Dal corpo grossolano al corpo sottile e viceversa
Nella pratica degli āsana, il movimento procede dal corpo grossolano a quello sottile, che è ignoto. Il corpo si schiude alla propriocezione ed enterocezione e si frammenta – da monoblocco grezzo e indifferenziato a molteplici punti di osservazione, sensibilizzazione e feed-back – per poi ri-assemblarsi nella sua integrità quando la mente vi si diffonde pienamente. Nel prāṇāyāma il movimento procede dal respiro, che è sottile ed interiore, al corpo grossolano esterno, che deve essere pronto e adeguatamente predisposto a gestirlo e assorbirlo. Mentre negli āsana il praticante è quasi totalmente esente dal rischio di auto-suggestione, nel prāṇāyāma può succedere. Negli āsana è difficile confondere una sensazione di immersione nel corpo e “mente diffusa” con altro – perché c’è la fatica e si percepisce chiaramente la concretezza materiale e reale del corpo – nel prāṇāyāma è invece facile illudersi di essere in una condizione di prossimità alla meditazione quando invece si è scivolati in un torpore senza chiarezza, in uno stato illusorio.
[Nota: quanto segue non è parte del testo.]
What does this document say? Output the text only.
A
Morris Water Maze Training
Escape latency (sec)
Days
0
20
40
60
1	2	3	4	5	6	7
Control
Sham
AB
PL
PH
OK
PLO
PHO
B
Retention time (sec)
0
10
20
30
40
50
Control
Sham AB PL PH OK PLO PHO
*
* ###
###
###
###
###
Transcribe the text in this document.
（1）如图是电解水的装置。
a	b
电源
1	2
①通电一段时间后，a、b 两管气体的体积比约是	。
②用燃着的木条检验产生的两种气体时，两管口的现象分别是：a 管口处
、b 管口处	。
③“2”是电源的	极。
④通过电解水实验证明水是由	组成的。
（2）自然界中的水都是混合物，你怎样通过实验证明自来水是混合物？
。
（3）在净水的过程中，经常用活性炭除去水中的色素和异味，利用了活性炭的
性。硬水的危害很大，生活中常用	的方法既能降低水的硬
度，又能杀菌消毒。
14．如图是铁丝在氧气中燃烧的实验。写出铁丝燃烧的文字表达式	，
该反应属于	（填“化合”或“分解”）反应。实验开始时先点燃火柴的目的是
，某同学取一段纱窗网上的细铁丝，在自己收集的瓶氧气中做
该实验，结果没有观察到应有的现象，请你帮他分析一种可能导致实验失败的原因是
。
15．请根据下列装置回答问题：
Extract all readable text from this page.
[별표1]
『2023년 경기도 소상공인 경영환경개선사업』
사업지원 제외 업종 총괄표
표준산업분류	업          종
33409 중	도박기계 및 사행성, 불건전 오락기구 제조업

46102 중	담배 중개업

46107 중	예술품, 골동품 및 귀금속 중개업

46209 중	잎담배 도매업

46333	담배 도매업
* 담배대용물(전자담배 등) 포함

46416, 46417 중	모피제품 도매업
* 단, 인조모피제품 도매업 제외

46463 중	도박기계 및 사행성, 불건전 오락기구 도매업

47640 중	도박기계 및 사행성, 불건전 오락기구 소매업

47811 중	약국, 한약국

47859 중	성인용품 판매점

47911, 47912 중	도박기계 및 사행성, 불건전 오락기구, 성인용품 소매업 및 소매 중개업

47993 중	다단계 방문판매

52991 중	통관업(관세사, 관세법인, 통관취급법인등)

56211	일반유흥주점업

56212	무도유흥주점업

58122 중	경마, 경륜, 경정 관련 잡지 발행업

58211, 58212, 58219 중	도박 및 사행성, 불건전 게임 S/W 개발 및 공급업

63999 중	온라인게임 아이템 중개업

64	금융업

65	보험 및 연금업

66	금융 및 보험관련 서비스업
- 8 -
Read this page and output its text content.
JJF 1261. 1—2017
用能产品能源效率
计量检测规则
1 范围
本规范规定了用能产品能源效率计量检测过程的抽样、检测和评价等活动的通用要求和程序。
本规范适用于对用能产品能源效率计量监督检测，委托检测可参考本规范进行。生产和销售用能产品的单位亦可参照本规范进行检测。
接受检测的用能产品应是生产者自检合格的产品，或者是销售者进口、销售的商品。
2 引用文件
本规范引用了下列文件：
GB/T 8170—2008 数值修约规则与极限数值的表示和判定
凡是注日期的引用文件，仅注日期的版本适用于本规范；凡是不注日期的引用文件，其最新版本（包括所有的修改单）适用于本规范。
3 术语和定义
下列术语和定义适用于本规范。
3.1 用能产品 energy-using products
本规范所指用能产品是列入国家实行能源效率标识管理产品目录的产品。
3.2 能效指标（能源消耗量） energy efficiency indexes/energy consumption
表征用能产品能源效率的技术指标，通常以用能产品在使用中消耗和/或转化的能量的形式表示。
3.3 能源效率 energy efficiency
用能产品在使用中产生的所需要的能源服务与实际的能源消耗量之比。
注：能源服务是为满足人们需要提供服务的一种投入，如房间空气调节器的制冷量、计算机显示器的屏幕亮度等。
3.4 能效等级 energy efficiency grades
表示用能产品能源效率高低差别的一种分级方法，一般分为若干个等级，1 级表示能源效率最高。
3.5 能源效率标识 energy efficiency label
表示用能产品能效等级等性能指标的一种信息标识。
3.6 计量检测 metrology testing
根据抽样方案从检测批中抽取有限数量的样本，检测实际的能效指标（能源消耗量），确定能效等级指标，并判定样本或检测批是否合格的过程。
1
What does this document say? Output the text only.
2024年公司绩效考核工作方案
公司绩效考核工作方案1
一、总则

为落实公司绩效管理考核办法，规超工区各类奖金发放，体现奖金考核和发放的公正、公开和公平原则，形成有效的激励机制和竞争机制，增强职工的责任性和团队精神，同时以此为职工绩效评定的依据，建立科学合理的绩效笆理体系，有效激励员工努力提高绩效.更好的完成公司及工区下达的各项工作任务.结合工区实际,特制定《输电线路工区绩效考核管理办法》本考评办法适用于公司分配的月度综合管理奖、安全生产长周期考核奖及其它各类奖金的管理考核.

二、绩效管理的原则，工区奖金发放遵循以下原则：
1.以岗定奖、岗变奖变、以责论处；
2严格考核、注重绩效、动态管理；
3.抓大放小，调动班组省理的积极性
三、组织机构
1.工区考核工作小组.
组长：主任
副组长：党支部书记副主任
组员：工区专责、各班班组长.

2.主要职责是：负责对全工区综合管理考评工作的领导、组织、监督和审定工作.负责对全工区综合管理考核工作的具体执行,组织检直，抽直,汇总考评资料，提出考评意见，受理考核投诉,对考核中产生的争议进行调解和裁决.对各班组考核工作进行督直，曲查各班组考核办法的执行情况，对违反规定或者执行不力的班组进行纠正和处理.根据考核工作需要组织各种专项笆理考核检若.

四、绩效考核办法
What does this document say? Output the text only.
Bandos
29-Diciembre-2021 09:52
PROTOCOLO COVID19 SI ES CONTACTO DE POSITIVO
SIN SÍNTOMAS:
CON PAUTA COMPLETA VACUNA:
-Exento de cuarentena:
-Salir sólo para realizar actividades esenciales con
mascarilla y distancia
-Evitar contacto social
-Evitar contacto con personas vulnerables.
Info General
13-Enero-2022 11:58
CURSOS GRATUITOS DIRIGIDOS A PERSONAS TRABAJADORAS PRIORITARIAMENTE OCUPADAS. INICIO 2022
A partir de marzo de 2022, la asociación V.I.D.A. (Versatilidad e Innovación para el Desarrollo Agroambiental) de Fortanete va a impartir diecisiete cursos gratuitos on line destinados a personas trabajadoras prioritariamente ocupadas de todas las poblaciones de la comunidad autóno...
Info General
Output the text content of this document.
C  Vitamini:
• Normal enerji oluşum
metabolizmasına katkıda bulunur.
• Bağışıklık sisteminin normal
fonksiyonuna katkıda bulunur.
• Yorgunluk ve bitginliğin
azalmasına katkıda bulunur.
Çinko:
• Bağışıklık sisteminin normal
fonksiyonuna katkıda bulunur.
Una mente ricettiva e quieta
La chiarezza e la lucidità mentale da mantenere nel prāṇāyāma, propedeutiche ai vari gradi di assorbimento (samyama: dhāranā, dhyāna, samādhi), si imparano senza rischi nella pratica degli āsana e diventano traguardi tangibili, stabili e concreti. Il praticante impara la strada per raggiungere tale condizione mentale, che non è “straordinaria” ma di certo è “non-ordinaria”. Il prāṇāyāma potenzia la chiarezza e la lucidità mentale se c’è un substrato e una preparazione adeguata. Altrimenti, il praticante rischia l’autosuggestione o il dover gestire qualcosa che non è pronto a gestire. Anche il semplice stare seduti fermi di fronte al turbinare dei propri pensieri può mettere in crisi un neofito. Di qui l’importanza di avere un punto di tenuta, un supporto (ālambana) sul quale far poggiare e sedere la cognizione. Nell’Iyengar Yoga il supporto sono gli āsana (dove la tecnica è appunto appiglio per la cognizione) e, nel prāṇāyāma, il supporto è la colonna. Ecco perché la durata di tenuta degli āsana nell’Iyengar Yoga cerca di essere protratta, anche con l’uso dei props (i supporti quali cuscini, mattoni, cinture, sedie e altri supporti in legno specifici). Come diceva Guruji, “Per me il prop non è solo per l’asana. Esso dovrebbe contribuire alla posizione del corpo che a sua volta consente alla mente di essere calma e in uno stato di “chitta vritti nirodha”. Il corpo è il mio primo prop. Il corpo è un prop per l’anima [..].”
 
Consigli per i neofiti
Il consiglio che mi sento di dare a chi non è molto pratico ma vuole cominciare ad approcciarsi al prāṇāyāma è di concedersi il tempo di iniziare con semplici osservazioni del respiro in posizione sdraiata, savasana, con o senza supporto, o in posizioni supine (supta baddha konasana, supta swastikasana, ecc.). Le indicazioni potrebbero essere: lasciare che il supporto sotto la schiena crei le condizioni di stabilità della colonna, delle scapole e di apertura del torace anteriore, lasciare che l’addome si svuoti, permettere al respiro di mettere in movimento il torace e non viceversa, essere oggetto del respiro e non soggetto, essere respirati e non respirare. Solo dopo, iniziare (ma senza tapas!) col governo del respiro.
Bibliografia
B.K.S. Iyengar (1981). Light on Pranayama. Eds. George Allen & Unwin Ltd. London.
Mallison J. and Singleton M. (2017). Roots of Yoga. Eds. Penguin Random House.
Prashant Iyengar (2014). Pranayama: A Classical and Traditional Approach. Eds. Ramamani Iyengar Memorial Yoga Institute (RIMYI).
Stern P. (2017). “The calming effect of breathing”. In Science 31: Vol. 355, Issue 6332, pp. 1386-1387.
Yackle K., et al. (2017). “Breathing control center neurons that promote arousal in mice”. In Science 31: Vol. 355, Issue 6332, pp. 1411-1415.